This morning, Israel carried out a targeted assassination of the senior military commander of Palestinian Islamic Jihad in Shajiaya, in the north of the besieged Gaza Strip. Bahaa Abu al-Ata, 42 and his wife Asma Mohammed, 39 were killed as a bomb struck their home in the early hours of this morning. Syrian state media reported that several hours later, two rockets were fired from Israeli war planes in the Galilee, targeting the home of senior Palestinian Islamic Jihad leader Akram Ajouri in Damascus. The attack in Gaza was described by Israeli military spokesman Lt Col Jonathan Conricus as “surgical”: carried out against an individual who they believed was planning an imminent attack on Israel. Bahaa Abu al-Ata was described as ‘a ticking bomb’, and the assassination as ‘a pre-emptive strike aimed to kill a senior military commander’.

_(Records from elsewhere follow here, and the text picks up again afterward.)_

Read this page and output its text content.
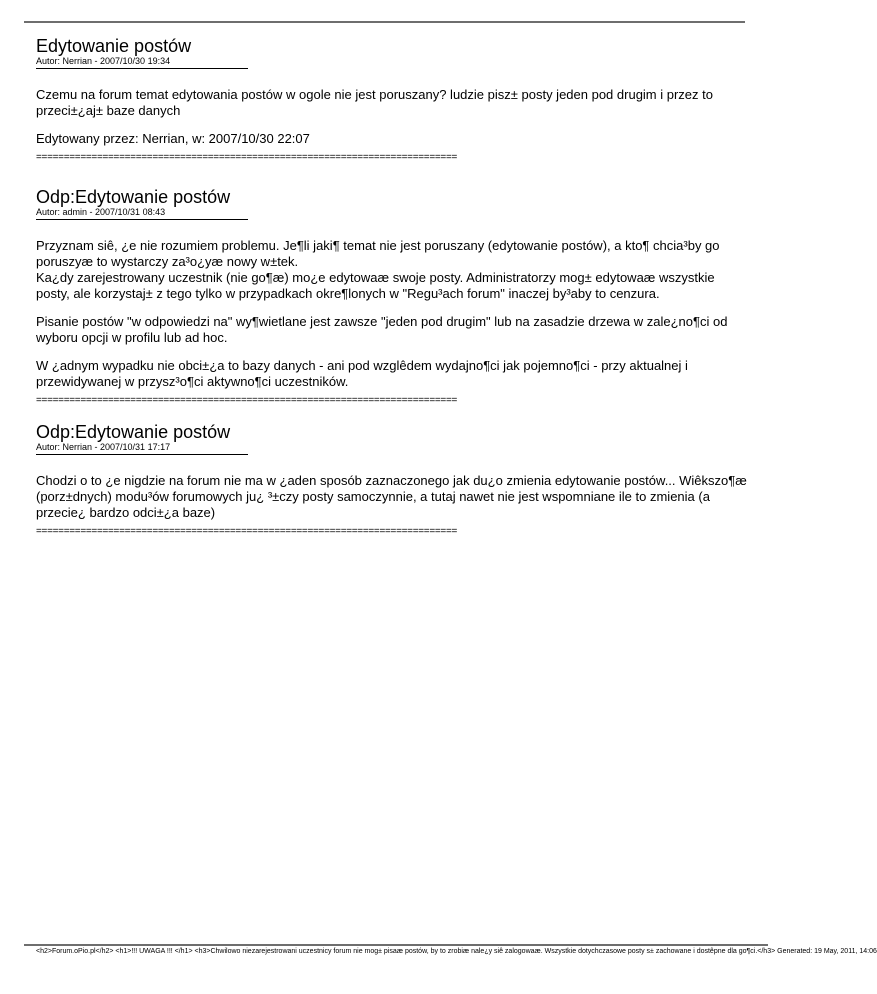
Edytowanie postów
Autor: Nerrian - 2007/10/30 19:34

Czemu na forum temat edytowania postów w ogole nie jest poruszany? ludzie pisz± posty jeden pod drugim i przez to przeci±¿aj± baze danych

Edytowany przez: Nerrian, w: 2007/10/30 22:07

============================================================================
Odp:Edytowanie postów
Autor: admin - 2007/10/31 08:43

Przyznam siê, ¿e nie rozumiem problemu. Je¶li jaki¶ temat nie jest poruszany (edytowanie postów), a kto¶ chcia³by go poruszyæ to wystarczy za³o¿yæ nowy w±tek.
Ka¿dy zarejestrowany uczestnik (nie go¶æ) mo¿e edytowaæ swoje posty. Administratorzy mog± edytowaæ wszystkie posty, ale korzystaj± z tego tylko w przypadkach okre¶lonych w "Regu³ach forum" inaczej by³aby to cenzura.

Pisanie postów "w odpowiedzi na" wy¶wietlane jest zawsze "jeden pod drugim" lub na zasadzie drzewa w zale¿no¶ci od wyboru opcji w profilu lub ad hoc.

W ¿adnym wypadku nie obci±¿a to bazy danych - ani pod wzglêdem wydajno¶ci jak pojemno¶ci - przy aktualnej i przewidywanej w przysz³o¶ci aktywno¶ci uczestników.

============================================================================
Odp:Edytowanie postów
Autor: Nerrian - 2007/10/31 17:17

Chodzi o to ¿e nigdzie na forum nie ma w ¿aden sposób zaznaczonego jak du¿o zmienia edytowanie postów... Wiêkszo¶æ (porz±dnych) modu³ów forumowych ju¿ ³±czy posty samoczynnie, a tutaj nawet nie jest wspomniane ile to zmienia (a przecie¿ bardzo odci±¿a baze)

============================================================================
<h2>Forum.oPio.pl</h2> <h1>!!! UWAGA !!! </h1> <h3>Chwilowo niezarejestrowani uczestnicy forum nie mog± pisaæ postów, by to zrobiæ nale¿y siê zalogowaæ. Wszystkie dotychczasowe posty s± zachowane i dostêpne dla go¶ci.</h3> Generated: 19 May, 2011, 14:06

The political timing of this assassination is striking. MK Omer Barlev, a former member of the Knesset Foreign Affairs and Defense Committee this morning claimed that the assassination was politically motivated, coming just seven days before the opposition mandate for Benjamin Nettanyahu to form a government expires. In an attempt to hold the rightwing bloc together during protracted negotiations, Netanyahu recently appointed Naftali Bennett as Defense Minister, who has previously called for the assassination of Hamas leadership in Gaza.

But targeted leadership assassinations in Gaza are uncommon. Although extra-judicial killings do happen in Gaza (most recently Hamid Abdul Khudri, a financier of Hamas was killed in a missile attack on his moving car in May 2019), this is the first leadership assassination since Ahmed al-Jabari in 2012, the then head of the Hamas military wing. That assassination sparked the 2012 Operation Pillar Defense, in which174 Palestinians were killed in eight days. Since then, an implicit acknowledgement between Israel and Gaza has been that high-level extra judicial killings lead to severe escalations, and have since been avoided.

While Hamas have demonstrated their ability to restrain their own military wing in Gaza, based on the ceasefire agreement in place since November 2018, the potential of Islamic Jihad to escalate their response is not known. Islamic Jihad has less of a political base than Hamas, and as such is less accountable, other than to its Iranian backers. Hamas have stated that this assassination will not go unpunished, but it is unclear whether they would fully support Islamic Jihad in a military escalation. An alternative scenario would be an internal Hamas response within Gaza in efforts to regain full control of the situation.

What is clear is that the root cause of this is Israel’s occupation of the Palestinian territories, to which the Palestinian national leadership has an increasingly fragmented approach. The likelihood that either of these can be addressed before Palestinians in Gaza are once again trapped in a tragically routine and vicious circle of violence seems inconceivable.

So far since this morning, Islamic Jihad have fired 170 rockets into Israel, while Israel have targeted what it claimed were two Islamic Jihad bases in Gaza, killing a total of 5 Palestinians and injuring 30. Israel has limited the fishing zone around Gaza to six nautical miles, and locked the population in, closing both crossings between Gaza and Israel. Meanwhile, schools are closed, and few people have gone to work, many instead gathering supplies in anticipation of further military escalation.